Materials: Acrylic Water (the kind florists use), Martini Glasses, Toothpicks, Sculpey, Acrylic Paint, Spray Paint
So, this is a project with a couple of issues- one was an I-D-10-T error (I was being an idiot) and one was more about being unfamiliar with the materials. I'll explain both when we get there. These martinis were made for Milwaukee Repertory Theater's production of 'Cabaret.' We needed spill proof champagne and martini props for the Kit Kat Klub patrons to wave about while they caroused. I did a few samples before I settled on the Acrylic Water. Neither Smooth Cast 325 nor the year old Zeller Opti-Kleer that I had in stock was water white or bubble free, so I ran over to my favorite floral wholesaler, and picked up a bottle of Acrylic Water. This is a two-part acrylic resin that is used in the vases of silk floral arrangements to simulate water. It is easy to work with, water white, virtually bubble free, and has a beautiful refractive quality in a glass. I've never used it before, but I was eager to give it a shot, and I'm glad that I did. (There was no MSDS, and I didn't have time to request one, so I took the same precautions as I would with any two part resin. I used the appropriate PPEs, and worked in a ventilated area.)
Jim Guy, my boss, and Props Director Extraordinaire, found these acrylic martini glasses at World Market. Aside from having a nice look, the thick stems are sturdier than a typical martini glass, which helps to keep them from breaking or tipping when the acrylic makes them top-heavy. Aside from the glass, the most important identifying characteristic of a martini is the olive. These olives are made from white Sculpey brand polymer clay.
|Aren't they hilarious? White model olives!|
I decided to put the two olives on skewers before baking them. This was not the stupid mistake. I went down to our stock hoping to find metal toothpicks. Faced with the decision between wooden toothpicks and plastic toothpicks, I chose plastic. The voice in my head said "Don't do it, they'll melt in the oven," but the tired part of my brain that had been working too hard said "Nah, it'll be fine." STUPID! Here's something I've learned in theater and life. If that little voice in the back of your brain pipes up, it's usually right, don't ignore it. So I baked the Sculpey olives on their plastic toothpicks, and I melted the plastic toothpicks. I didn't melt them entirely, just enough to make them misshapen and saggy. Stupid. Since I was working with limited time, I did my best to straighten them out, painted them silver, and carried on, hoping that the refraction of the acrylic in the round glass and the distance to stage would help me out. Luckily, for the most part, they did.
|Olives before baking.|
I also painted the olives. For the green of the olives, I used Design Master spray paint, for the pimentos, I used red acrylic paint. I probably should have given the spray paint a bit more time to cure, but as I said before, we were pressed for time. I dropped a skewer of olives in each glass, mixed the acrylic according to the directions, poured the martinis, and left them to cure for 24 hours.

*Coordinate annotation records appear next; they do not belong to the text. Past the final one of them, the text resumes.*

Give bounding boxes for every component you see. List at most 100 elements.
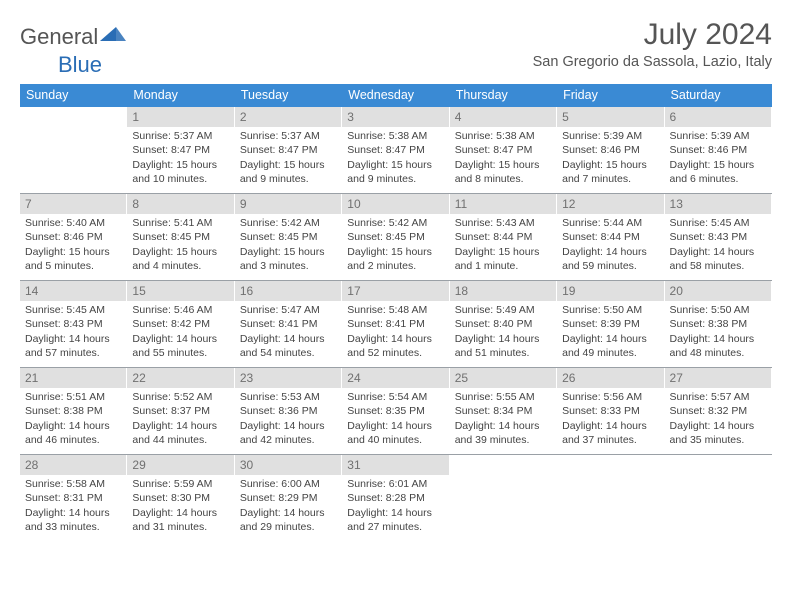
calendar-cell: 22Sunrise: 5:52 AMSunset: 8:37 PMDayligh… [127,368,234,454]
date-number: 20 [665,281,771,301]
sunset-line: Sunset: 8:35 PM [347,404,443,418]
daylight-line: Daylight: 14 hours and 27 minutes. [347,506,443,534]
daylight-line: Daylight: 14 hours and 57 minutes. [25,332,121,360]
sunset-line: Sunset: 8:45 PM [240,230,336,244]
calendar-cell: 26Sunrise: 5:56 AMSunset: 8:33 PMDayligh… [557,368,664,454]
date-number: 24 [342,368,448,388]
daylight-line: Daylight: 14 hours and 54 minutes. [240,332,336,360]
sunset-line: Sunset: 8:42 PM [132,317,228,331]
sunset-line: Sunset: 8:45 PM [132,230,228,244]
sunrise-line: Sunrise: 5:50 AM [670,303,766,317]
date-number: 14 [20,281,126,301]
weekday-header: Wednesday [342,84,449,107]
calendar-row: 28Sunrise: 5:58 AMSunset: 8:31 PMDayligh… [20,454,772,541]
date-number: 18 [450,281,556,301]
date-number: 31 [342,455,448,475]
logo-text-1: General [20,24,98,50]
daylight-line: Daylight: 14 hours and 46 minutes. [25,419,121,447]
calendar-cell: 29Sunrise: 5:59 AMSunset: 8:30 PMDayligh… [127,455,234,541]
sunrise-line: Sunrise: 5:40 AM [25,216,121,230]
calendar-cell: 13Sunrise: 5:45 AMSunset: 8:43 PMDayligh… [665,194,772,280]
date-number: 9 [235,194,341,214]
calendar-cell: 11 Sunrise: 5:43 AMSunset: 8:44 PMDayligh… [450,194,557,280]
date-number: 2 [235,107,341,127]
calendar-cell: 27Sunrise: 5:57 AMSunset: 8:32 PMDayligh… [665,368,772,454]
date-number: 11 [450,194,556,214]
calendar-cell: 30Sunrise: 6:00 AMSunset: 8:29 PMDayligh… [235,455,342,541]
sunset-line: Sunset: 8:47 PM [347,143,443,157]
sunset-line: Sunset: 8:34 PM [455,404,551,418]
date-number: 30 [235,455,341,475]
calendar-cell: 7Sunrise: 5:40 AMSunset: 8:46 PMDaylight… [20,194,127,280]
calendar-cell: 5Sunrise: 5:39 AMSunset: 8:46 PMDaylight… [557,107,664,193]
calendar-cell: 2Sunrise: 5:37 AMSunset: 8:47 PMDaylight… [235,107,342,193]
sunset-line: Sunset: 8:30 PM [132,491,228,505]
sunset-line: Sunset: 8:31 PM [25,491,121,505]
sunset-line: Sunset: 8:44 PM [455,230,551,244]
weekday-header: Thursday [450,84,557,107]
sunrise-line: Sunrise: 5:50 AM [562,303,658,317]
daylight-line: Daylight: 15 hours and 6 minutes. [670,158,766,186]
calendar-cell: 1Sunrise: 5:37 AMSunset: 8:47 PMDaylight… [127,107,234,193]
calendar-page: General July 2024 San Gregorio da Sassol… [0,0,792,551]
calendar-cell: 19Sunrise: 5:50 AMSunset: 8:39 PMDayligh… [557,281,664,367]
date-number: 23 [235,368,341,388]
daylight-line: Daylight: 14 hours and 59 minutes. [562,245,658,273]
calendar-cell: 4Sunrise: 5:38 AMSunset: 8:47 PMDaylight… [450,107,557,193]
weekday-header: Tuesday [235,84,342,107]
location: San Gregorio da Sassola, Lazio, Italy [533,54,772,70]
sunrise-line: Sunrise: 5:57 AM [670,390,766,404]
title-block: July 2024 San Gregorio da Sassola, Lazio… [533,18,772,70]
daylight-line: Daylight: 14 hours and 51 minutes. [455,332,551,360]
logo: General [20,24,126,50]
date-number: 22 [127,368,233,388]
daylight-line: Daylight: 14 hours and 42 minutes. [240,419,336,447]
calendar-cell [557,455,664,541]
daylight-line: Daylight: 15 hours and 1 minute. [455,245,551,273]
date-number: 19 [557,281,663,301]
sunrise-line: Sunrise: 5:42 AM [347,216,443,230]
sunrise-line: Sunrise: 5:48 AM [347,303,443,317]
calendar-cell: 16Sunrise: 5:47 AMSunset: 8:41 PMDayligh… [235,281,342,367]
daylight-line: Daylight: 14 hours and 39 minutes. [455,419,551,447]
logo-text-2: Blue [58,52,102,77]
calendar-row: 7Sunrise: 5:40 AMSunset: 8:46 PMDaylight… [20,193,772,280]
calendar-cell: 3Sunrise: 5:38 AMSunset: 8:47 PMDaylight… [342,107,449,193]
date-number [450,455,556,474]
sunset-line: Sunset: 8:41 PM [240,317,336,331]
daylight-line: Daylight: 14 hours and 48 minutes. [670,332,766,360]
date-number: 8 [127,194,233,214]
sunrise-line: Sunrise: 5:44 AM [562,216,658,230]
calendar-body: 1Sunrise: 5:37 AMSunset: 8:47 PMDaylight… [20,107,772,541]
sunrise-line: Sunrise: 5:59 AM [132,477,228,491]
date-number: 16 [235,281,341,301]
sunrise-line: Sunrise: 5:38 AM [455,129,551,143]
sunset-line: Sunset: 8:40 PM [455,317,551,331]
sunset-line: Sunset: 8:45 PM [347,230,443,244]
sunrise-line: Sunrise: 5:43 AM [455,216,551,230]
sunrise-line: Sunrise: 5:45 AM [670,216,766,230]
sunrise-line: Sunrise: 5:45 AM [25,303,121,317]
sunset-line: Sunset: 8:44 PM [562,230,658,244]
calendar-header-row: SundayMondayTuesdayWednesdayThursdayFrid… [20,84,772,107]
sunrise-line: Sunrise: 5:55 AM [455,390,551,404]
calendar-cell: 25Sunrise: 5:55 AMSunset: 8:34 PMDayligh… [450,368,557,454]
sunset-line: Sunset: 8:47 PM [240,143,336,157]
daylight-line: Daylight: 15 hours and 9 minutes. [347,158,443,186]
calendar-cell: 12 Sunrise: 5:44 AMSunset: 8:44 PMDayligh… [557,194,664,280]
sunrise-line: Sunrise: 5:39 AM [670,129,766,143]
calendar-cell [450,455,557,541]
sunset-line: Sunset: 8:37 PM [132,404,228,418]
sunrise-line: Sunrise: 5:42 AM [240,216,336,230]
daylight-line: Daylight: 15 hours and 2 minutes. [347,245,443,273]
sunset-line: Sunset: 8:46 PM [25,230,121,244]
daylight-line: Daylight: 15 hours and 5 minutes. [25,245,121,273]
date-number: 12 [557,194,663,214]
date-number: 1 [127,107,233,127]
weekday-header: Monday [127,84,234,107]
month-title: July 2024 [533,18,772,52]
calendar-cell: 20 Sunrise: 5:50 AMSunset: 8:38 PMDayligh… [665,281,772,367]
sunrise-line: Sunrise: 5:49 AM [455,303,551,317]
date-number: 26 [557,368,663,388]
sunset-line: Sunset: 8:38 PM [670,317,766,331]
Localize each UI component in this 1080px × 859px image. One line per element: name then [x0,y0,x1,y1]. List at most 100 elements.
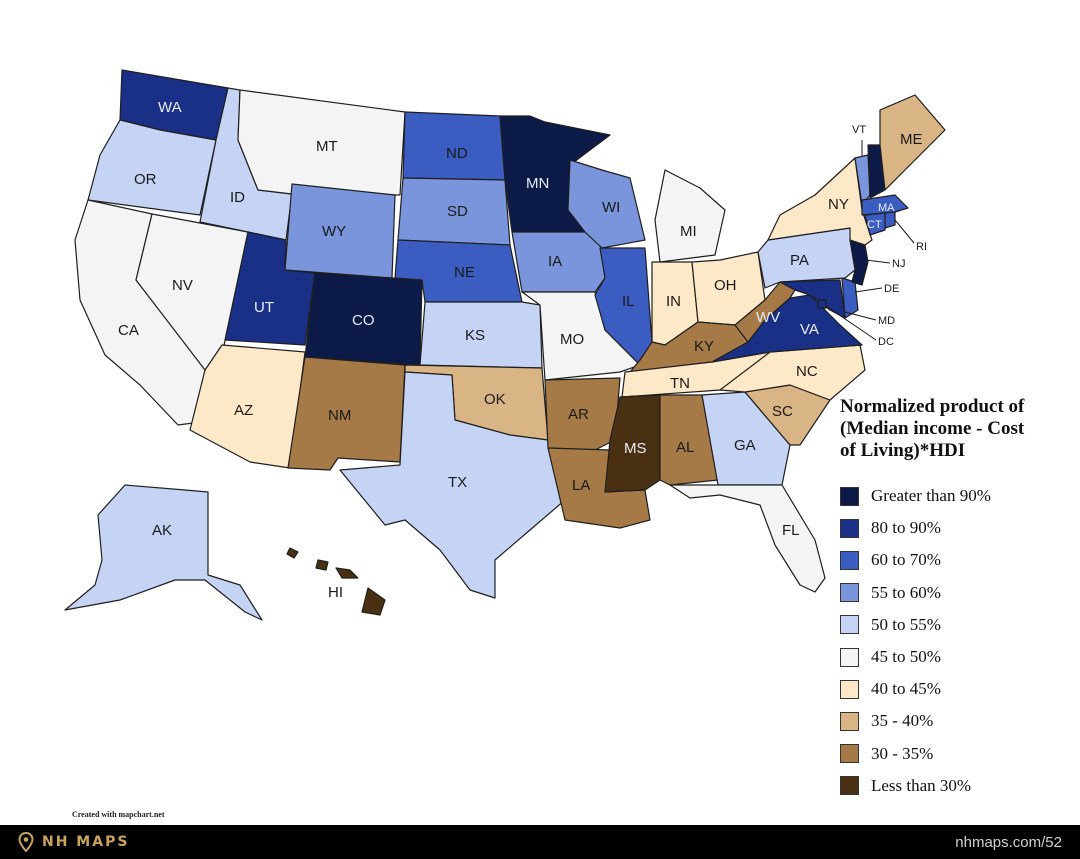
legend-label: 45 to 50% [871,647,941,667]
label-MS: MS [624,440,647,457]
label-SC: SC [772,403,793,420]
label-NJ: NJ [892,258,905,270]
legend-label: 55 to 60% [871,582,941,602]
label-NE: NE [454,264,475,281]
legend-swatch [840,518,859,538]
label-NV: NV [172,277,193,294]
state-TX [339,371,566,599]
label-OH: OH [714,277,737,294]
label-MD: MD [878,315,895,327]
legend-swatch [840,711,859,731]
state-DE [841,277,859,319]
state-ME [879,94,946,191]
state-HI-4 [361,587,386,616]
label-WA: WA [158,99,182,116]
label-CT: CT [867,219,882,231]
label-TX: TX [448,474,467,491]
legend-item: 80 to 90% [840,512,1070,544]
state-IL [594,247,653,366]
label-TN: TN [670,375,690,392]
label-OR: OR [134,171,157,188]
label-MN: MN [526,175,549,192]
state-WI [567,159,646,249]
state-KS [419,301,543,369]
brand-name: NH MAPS [42,834,130,850]
legend-swatch [840,583,859,603]
legend-label: Less than 30% [871,775,972,795]
legend-item: 40 to 45% [840,673,1070,705]
legend-swatch [840,744,859,764]
site-url[interactable]: nhmaps.com/52 [955,833,1062,851]
label-RI: RI [916,241,927,253]
label-CA: CA [118,322,139,339]
label-LA: LA [572,477,590,494]
state-CT [864,212,886,236]
state-AZ [189,344,306,469]
label-VA: VA [800,321,819,338]
legend-item: 50 to 55% [840,609,1070,641]
label-NY: NY [828,196,849,213]
label-SD: SD [447,203,468,220]
legend-label: 50 to 55% [871,614,941,634]
label-VT: VT [852,124,866,136]
legend-swatch [840,550,859,570]
legend-label: 35 - 40% [871,711,934,731]
legend-swatch [840,615,859,635]
state-MI [654,169,726,263]
label-AZ: AZ [234,402,253,419]
location-pin-icon [18,832,34,852]
legend-item: 30 - 35% [840,738,1070,770]
label-KS: KS [465,327,485,344]
state-HI-2 [315,559,329,571]
label-ID: ID [230,189,245,206]
legend-label: 30 - 35% [871,743,934,763]
label-IN: IN [666,293,681,310]
label-MA: MA [878,202,895,214]
state-AK [64,484,263,621]
label-NC: NC [796,363,818,380]
label-NM: NM [328,407,351,424]
state-AL [659,394,719,486]
legend-swatch [840,679,859,699]
footer-bar: NH MAPS nhmaps.com/52 [0,825,1080,859]
label-AR: AR [568,406,589,423]
label-WI: WI [602,199,620,216]
legend-title-line-2: (Median income - Cost [840,418,1025,439]
credit-text: Created with mapchart.net [72,810,165,819]
label-AL: AL [676,439,694,456]
label-FL: FL [782,522,800,539]
legend-swatch [840,486,859,506]
legend-label: 60 to 70% [871,550,941,570]
label-DC: DC [878,336,894,348]
legend-label: Greater than 90% [871,486,991,506]
label-HI: HI [328,584,343,601]
label-IA: IA [548,253,562,270]
label-CO: CO [352,312,375,329]
brand: NH MAPS [18,832,129,852]
label-AK: AK [152,522,172,539]
label-ND: ND [446,145,468,162]
legend-title-line-3: of Living)*HDI [840,440,966,461]
label-GA: GA [734,437,756,454]
state-WV [734,281,796,343]
label-ME: ME [900,131,923,148]
legend-title-line-1: Normalized product of [840,396,1025,417]
legend-item: 35 - 40% [840,705,1070,737]
state-HI-3 [335,567,359,579]
label-MI: MI [680,223,697,240]
label-DE: DE [884,283,899,295]
legend-item: Greater than 90% [840,480,1070,512]
legend-swatch [840,647,859,667]
legend-item: Less than 30% [840,770,1070,802]
state-OR [87,119,217,216]
label-leader-lines [825,140,915,341]
label-PA: PA [790,252,809,269]
legend-label: 40 to 45% [871,679,941,699]
state-MD [779,279,846,319]
us-choropleth-map: WA OR CA NV ID MT WY UT CO AZ NM ND SD N… [64,69,946,621]
legend-swatch [840,776,859,796]
label-KY: KY [694,338,714,355]
legend-title: Normalized product of (Median income - C… [840,396,1070,462]
state-RI [884,211,896,229]
label-IL: IL [622,293,635,310]
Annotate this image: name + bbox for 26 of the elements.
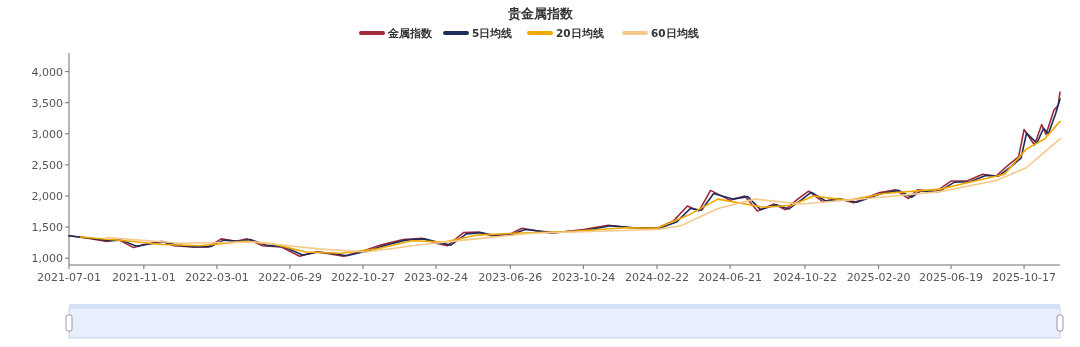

Once cured, the acrylic is beautiful and durable, The overall effect from stage is actually very good. There was no reason not to send these martinis on stage. There was, however, a swirl of paint coming off of the olives into the martini. It looks pretty cool actually, but it isn't part of what I intended the martini to be.
I think that if I were to duplicate this project, I would use green and red Sculpey instead of attempting to paint white Sculpey. As it was, we said that I meant to do it, called it a dirty martini, and sent it onstage. I highly doubt that the audience, or even the performers, noticed that anything was amiss. It wasn't the perfect prop that I would have liked it to be, but I learned a few things, and got to try a new product, so I can't complain too much. But hey, if I did it perfectly the first time, what would be the fun of doing it again? Cheers!